Non lo so se oggi il signor Asus sarà contento, tu non lo conosci, ma voglio lo stesso raccontarti una storia che ti farà tanto ridere. Sono cresciuta tanto e non solo secondo i numeri dopo il 2 che crescono nella bio di Instagram, ma secondo una serie di cose che ho scoperto di botto, tutte insieme. Ho imparato a mettere il naso fuori casa senza paura e a stringere mani con forza, come mi hai insegnato tu. La stretta di mano è il tuo biglietto da visita, dicevi, devi far vedere da subito che hai due palle così. Ho anche imparato a nascondere benissimo le cicatrici, tanto ormai sono così tante che si confondono le une con le altre. E infine adesso so i miei punti di forza, e sono quelli che in molti mi chiedono di utilizzare. Volevi che lavorassi con le parole ed è quello che sto facendo. Mi prenderesti troppo in giro se sapessi quello che faccio e come lo faccio. In effetti forse vorresti picchiare il signor Asus perché adesso ho un telefono che non si scarica davvero mai, o forse lo ringraziaresti perché non capiterà più che io sia in giro alle 2 di notte con il telefono scarico sul bus. Potrei dirti che è perché “ha una batteria da 3000mAh, che consente di essere sempre operativi garantendo oltre 28 ore di conversazione e 13 giorni di stand by” ma non ci capiresti nulla. Posso dirti, però, che l’altra sera sono uscita con la batteria al 50% e sudavo freddo ma nonostante gli smanettamenti e i lunghi momenti di sociopatia da occhi sullo schermo sono tornata a casa che era al 20%. O di ieri sera, quando ne ho fatta una delle mie lasciando pc e caricabatterie in ufficio pensando di averli persi e sono tornata a casa col telefono che squillava squillava ed era bollente per colpa degli auguri e niente, stamattina era ancora lì che vibrava ancora. Vorrei avere almeno metà della sua forza, forse piangerei meno. Poi ti piacerebbe così tanto scattare le foto con tutte le funzioni che ha, sono così tante che io ancora mica le ho capite. La scorsa settimana sono stata sempre in giro e ho dormito poco, ho le occhiaie e la sonnolenza. Ho visto tante cose che ti sarebbero piaciute parecchio.

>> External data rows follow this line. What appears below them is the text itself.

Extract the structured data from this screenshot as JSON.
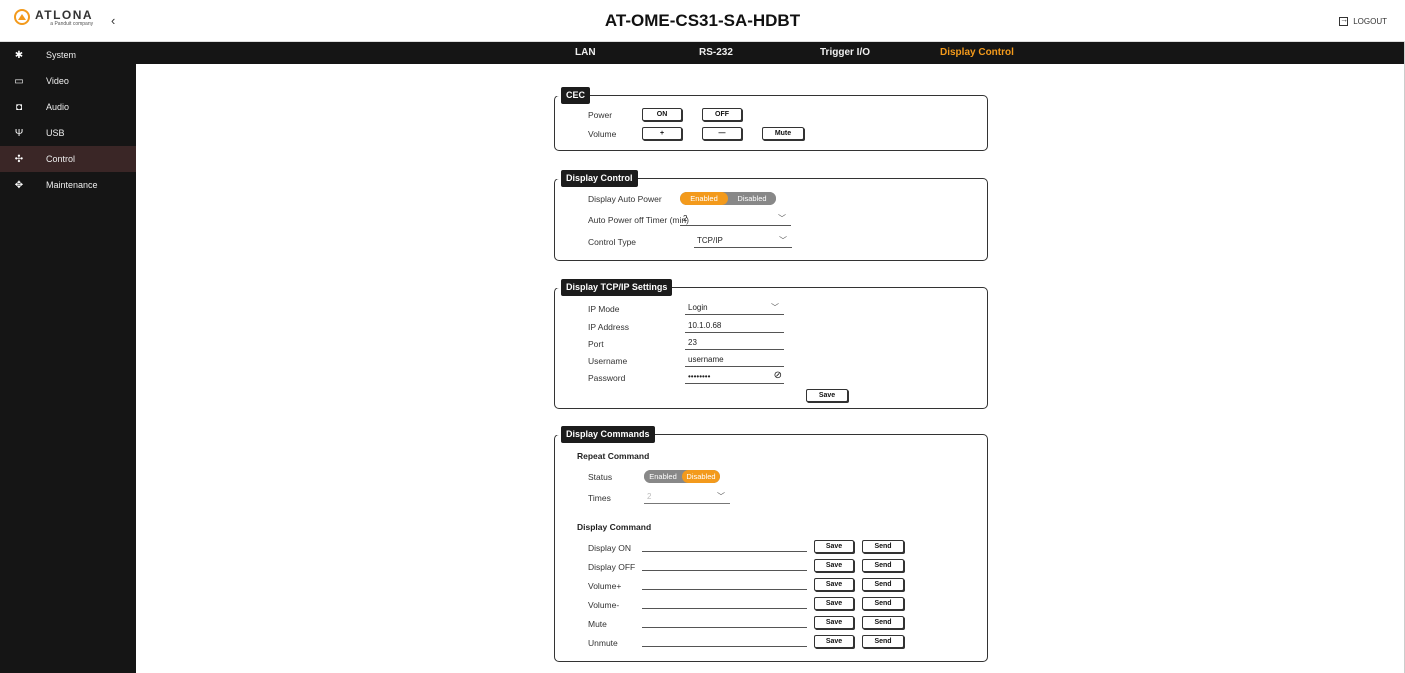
{
  "header": {
    "logo_text": "ATLONA",
    "logo_sub": "a Panduit company",
    "title": "AT-OME-CS31-SA-HDBT",
    "logout_label": "LOGOUT"
  },
  "sidebar": {
    "items": [
      {
        "label": "System",
        "icon": "gear-icon"
      },
      {
        "label": "Video",
        "icon": "monitor-icon"
      },
      {
        "label": "Audio",
        "icon": "speaker-icon"
      },
      {
        "label": "USB",
        "icon": "usb-icon"
      },
      {
        "label": "Control",
        "icon": "network-icon",
        "active": true
      },
      {
        "label": "Maintenance",
        "icon": "arrows-icon"
      }
    ]
  },
  "tabs": [
    {
      "label": "LAN"
    },
    {
      "label": "RS-232"
    },
    {
      "label": "Trigger I/O"
    },
    {
      "label": "Display Control",
      "active": true
    }
  ],
  "cec": {
    "title": "CEC",
    "power_label": "Power",
    "on_label": "ON",
    "off_label": "OFF",
    "volume_label": "Volume",
    "plus_label": "+",
    "minus_label": "—",
    "mute_label": "Mute"
  },
  "display_control": {
    "title": "Display Control",
    "auto_power_label": "Display Auto Power",
    "auto_power": {
      "enabled": "Enabled",
      "disabled": "Disabled",
      "selected": "Enabled"
    },
    "timer_label": "Auto Power off Timer (min)",
    "timer_value": "2",
    "control_type_label": "Control Type",
    "control_type_value": "TCP/IP"
  },
  "tcpip": {
    "title": "Display TCP/IP Settings",
    "ip_mode_label": "IP Mode",
    "ip_mode_value": "Login",
    "ip_address_label": "IP Address",
    "ip_address_value": "10.1.0.68",
    "port_label": "Port",
    "port_value": "23",
    "username_label": "Username",
    "username_value": "username",
    "password_label": "Password",
    "password_value": "••••••••",
    "save_label": "Save"
  },
  "commands": {
    "title": "Display Commands",
    "repeat_heading": "Repeat Command",
    "status_label": "Status",
    "status": {
      "enabled": "Enabled",
      "disabled": "Disabled",
      "selected": "Disabled"
    },
    "times_label": "Times",
    "times_value": "2",
    "command_heading": "Display Command",
    "save_label": "Save",
    "send_label": "Send",
    "rows": [
      {
        "label": "Display ON",
        "value": ""
      },
      {
        "label": "Display OFF",
        "value": ""
      },
      {
        "label": "Volume+",
        "value": ""
      },
      {
        "label": "Volume-",
        "value": ""
      },
      {
        "label": "Mute",
        "value": ""
      },
      {
        "label": "Unmute",
        "value": ""
      }
    ]
  },
  "colors": {
    "accent": "#f39a1c",
    "sidebar_bg": "#151515",
    "active_item_bg": "#3a2626"
  }
}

Quando tengo in mano lo zenfone mi sembro te col tuo cellulare grandissimo e quando devo fare le foto devo usare tutte e due le mani, quando invece voglio fare quella da Instagram in cui tengo in mano qualcosa è complicatissimo e giusto l’altra sera stavo per farlo cadere nel bicchiere del Disaronno sour. Sono cresciuta, ma non poi così tanto. Però con questo schermo le nostre foto sono così nitide e giganti che sembra quasi che tu sia qui con me. Se lo abbraccio occupa tutto lo spazio del cuore, come faceva la tua mano quando volevi essere sicuro che le pulsazioni fossero quelle giuste. Vorrei dirti che lo uso per scattarmi un sacco di foto con il mio fidanzato ma quello no, sotto quel punto di vista il disastro continua. Forse un po’ è colpa mia, come dicevi tu. Non saranno contenti nemmeno gli altri quando domenica mi vedranno smanettare, mi diranno che devo lasciare giù il telefono e guardare le loro facce che vedo troppo poco, darò la colpa al signor Asus. Ah sì, perché domani torno a casa. Domenica c’è la mia festa a sorpresa ma non è più tale perché tua mamma ieri me lo ha detto al telefono. Forse dovremmo dirle che la festeggiata è quella che non deve sapere. Ti ricorda qualcuno? Mi dicono che sono fieri di me e che sicuramente lo sei anche tu. Lo spero tutti i giorni.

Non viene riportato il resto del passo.